La vérité, c’est qu’on ne construit pas une politique urbaine sur la démolition, sur la stigmatisation des HLM, sur les cadeaux aux entreprises. Il faut une forte politique d’accompagnement de l’urbanisme avec une forte dimension sociale et humaine.

Or l’essentiel de votre projet, Monsieur le Ministre, laisse de côté les aspects sociaux de la politique de la ville. Car pour cela, il faut des moyens. Vous ne les avez pas. Le gouvernement préfère la libéralisation et le soutien au parc privé.

En filigrane, ce qui pointe dans votre projet, c’est un nouvel apartheid social qui fait fi de la mixité sociale. Le risque, je l’évoquais, est grand que le gouvernement soit plus volontariste sur les démolitions que sur les reconstructions de logements sociaux, là où il y en aurait de trop, aux yeux de certains maires.

Les murs, je le disais, ne sont pas seuls en cause. A ne s’en prendre qu’aux formes qui ont le malheur de marquer le paysage et de signaler le mal de vivre, on peut présager l’émergence de nouveaux problèmes urbains.
A moins que le souci ne soit justement de faire disparaître du paysage ce signal, cette marque des dysfonctionnements de notre société dans ces grands ensembles souvent situés, selon vos propos, Monsieur le Ministre, dans des « sites magnifiques ».

A moins que le souci « inavouable » soit de récupérer le foncier qui a pris de la valeur parce que le terrain de ces cités autrefois excentrées a été rattrapé par la ville et les mécanismes spéculatifs. Ces logements déclarés obsolètes le sont plus pour des raisons sociales que pour des raisons techniques et ont pris, en revanche une incontestable valeur urbaine.

Ces cités autrefois implantées « hors les murs », dans des sites lointains, peuvent maintenant être de vrais quartiers, articulés avec la trame urbaine, les réseaux de transport ; c’est alors qu’on envisage de les démolir. Cela fera le bonheur des promoteurs à la recherche de terrains au moindre coût, alors que les bailleurs sociaux ont du mal à construire, car pour eux, les terrains sont trop chers. Il serait urgent de mettre en place une politique foncière empêchant la spéculation de gagner.
N’aviez-vous pas évoqué, Monsieur le Ministre, en octobre dernier, la création de zones franches immobilières facilitant la construction de logements de « grande qualité » dans ces quartiers ?

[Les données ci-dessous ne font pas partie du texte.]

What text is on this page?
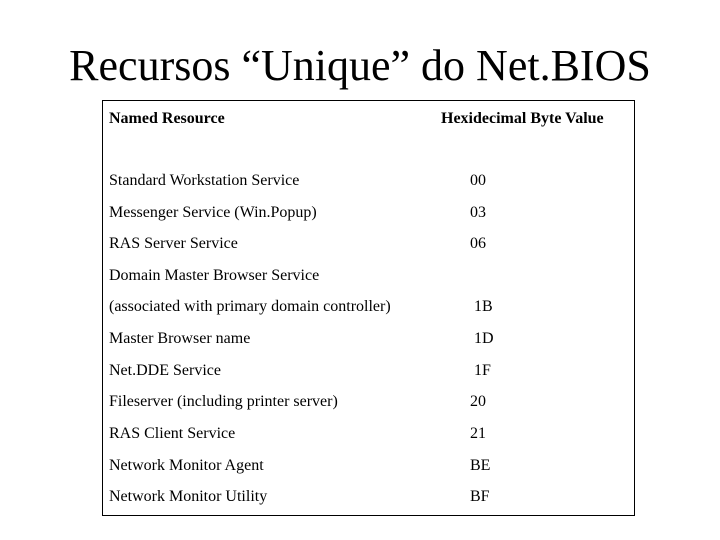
Recursos “Unique” do Net.BIOS
Named Resource	Hexidecimal Byte Value
Standard Workstation Service	00
Messenger Service (Win.Popup)	03
RAS Server Service	06
Domain Master Browser Service
(associated with primary domain controller)	1B
Master Browser name	1D
Net.DDE Service	1F
Fileserver (including printer server)	20
RAS Client Service	21
Network Monitor Agent	BE
Network Monitor Utility	BF
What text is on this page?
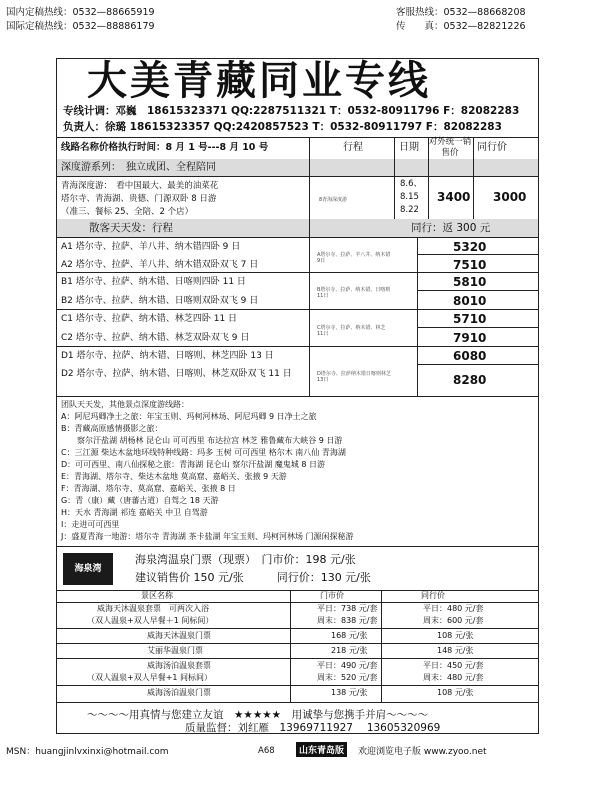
国内定稿热线：0532—88665919
国际定稿热线：0532—88886179
客服热线：0532—88668208
传　　真：0532—82821226
大美青藏同业专线
专线计调：邓巍　18615323371 QQ:2287511321 T：0532-80911796 F：82082283
负责人：徐璐 18615323357 QQ:2420857523 T：0532-80911797 F：82082283
线路名称价格执行时间：8 月 1 号---8 月 10 号	行程	日期 对外统一销售价	同行价
深度游系列：　独立成团、全程陪同
青海深度游：　看中国最大、最美的油菜花
塔尔寺、青海湖、贵德、门源双卧 8 日游
（准三、餐标 25、全陪、2 个店）
8青海深度游
8.6、
8.15
8.22
3400 3000
散客天天发：行程	同行：返 300 元
A1 塔尔寺、拉萨、羊八井、纳木错四卧 9 日	5320
A2 塔尔寺、拉萨、羊八井、纳木错双卧双飞 7 日	7510
A塔尔寺、拉萨、羊八井、纳木错9日
B1 塔尔寺、拉萨、纳木错、日喀则四卧 11 日	5810
B2 塔尔寺、拉萨、纳木错、日喀则双卧双飞 9 日	8010
B塔尔寺、拉萨、纳木错、日喀则11日
C1 塔尔寺、拉萨、纳木错、林芝四卧 11 日	5710
C2 塔尔寺、拉萨、纳木错、林芝双卧双飞 9 日	7910
C塔尔寺、拉萨、纳木错、林芝11日
D1 塔尔寺、拉萨、纳木错、日喀则、林芝四卧 13 日	6080
D2 塔尔寺、拉萨、纳木错、日喀则、林芝双卧双飞 11 日	8280
D塔尔寺、拉萨纳木错日喀则林芝13日
团队天天发，其他景点深度游线路：
A：阿尼玛卿净土之旅：年宝玉则、玛柯河林场、阿尼玛卿 9 日净土之旅
B：青藏高原感情摄影之旅：
　　察尔汗盐湖 胡杨林 昆仑山 可可西里 布达拉宫 林芝 雅鲁藏布大峡谷 9 日游
C：三江源 柴达木盆地环线特种线路：玛多 玉树 可可西里 格尔木 南八仙 青海湖
D：可可西里、南八仙探秘之旅：青海湖 昆仑山 察尔汗盐湖 魔鬼城 8 日游
E：青海湖、塔尔寺、柴达木盆地 莫高窟、嘉峪关、张掖 9 天游
F：青海湖、塔尔寺、莫高窟、嘉峪关、张掖 8 日
G：青（康）藏（唐蕃古道）自驾之 18 天游
H：天水 青海湖 祁连 嘉峪关 中卫 自驾游
I：走进可可西里
J：盛夏青海一地游：塔尔寺 青海湖 茶卡盐湖 年宝玉则、玛柯河林场 门源闲探秘游
海泉湾
海泉湾温泉门票（现票）　门市价：198 元/张
建议销售价 150 元/张　　　同行价：130 元/张
景区名称	门市价	同行价
威海天沐温泉套票　可两次入浴	平日：738 元/套	平日：480 元/套
（双人温泉+双人早餐＋1 间标间）	周末：838 元/套	周末：600 元/套
威海天沐温泉门票	168 元/张	108 元/张
艾丽华温泉门票	218 元/张	148 元/张
威海汤泊温泉套票	平日：490 元/套	平日：450 元/套
（双人温泉+双人早餐+1 间标间）	周末：520 元/套	周末：480 元/套
威海汤泊温泉门票	138 元/张	108 元/张
～～～～用真情与您建立友谊　★★★★★　用诚挚与您携手并肩～～～～
质量监督：刘红雁　13969711927　 13605320969
MSN：huangjinlvxinxi@hotmail.com	A68	山东青岛版	欢迎浏览电子版 www.zyoo.net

La libéralisation de domaines comme celui du logement, des transports, des services publics… telle qu’elle se profile dans la décentralisation, se profile aussi dans votre projet de loi, Monsieur le Ministre.

Le risque, c’est que nous assistions à la relance d’une nouvelle vague massive d’exclusions centrifuges, qui conduiront à empêcher les personnes aux revenus modestes à s’accrocher à la ville. Ils devront toujours plus s’éloigner.

La mixité sociale, Monsieur le Ministre, ne se décrète pas. Elle ne peut être que le résultat d’une politique globale concernant l’emploi, le logement, l’éducation, le service public...

Le vrai débat auquel il aurait fallu s’atteler, c’est celui de la conception de la ville ; une ville diversifiée et rééquilibrée, ouverte et accessible. C’est celui de la démocratie, du droit donné aux habitant de décider du quartier ou de la ville dans lesquels ils veulent vivre. C’est celui de la liberté du choix de résidence et de lieu de vie, celui d’un vrai parcours résidentiel. Celui d’un accès égal aux différentes parties de la ville, centre ou périphérie.

Malheureusement, votre projet est partiel, partial et insuffisant. Il ne permettra pas de résoudre les difficultés.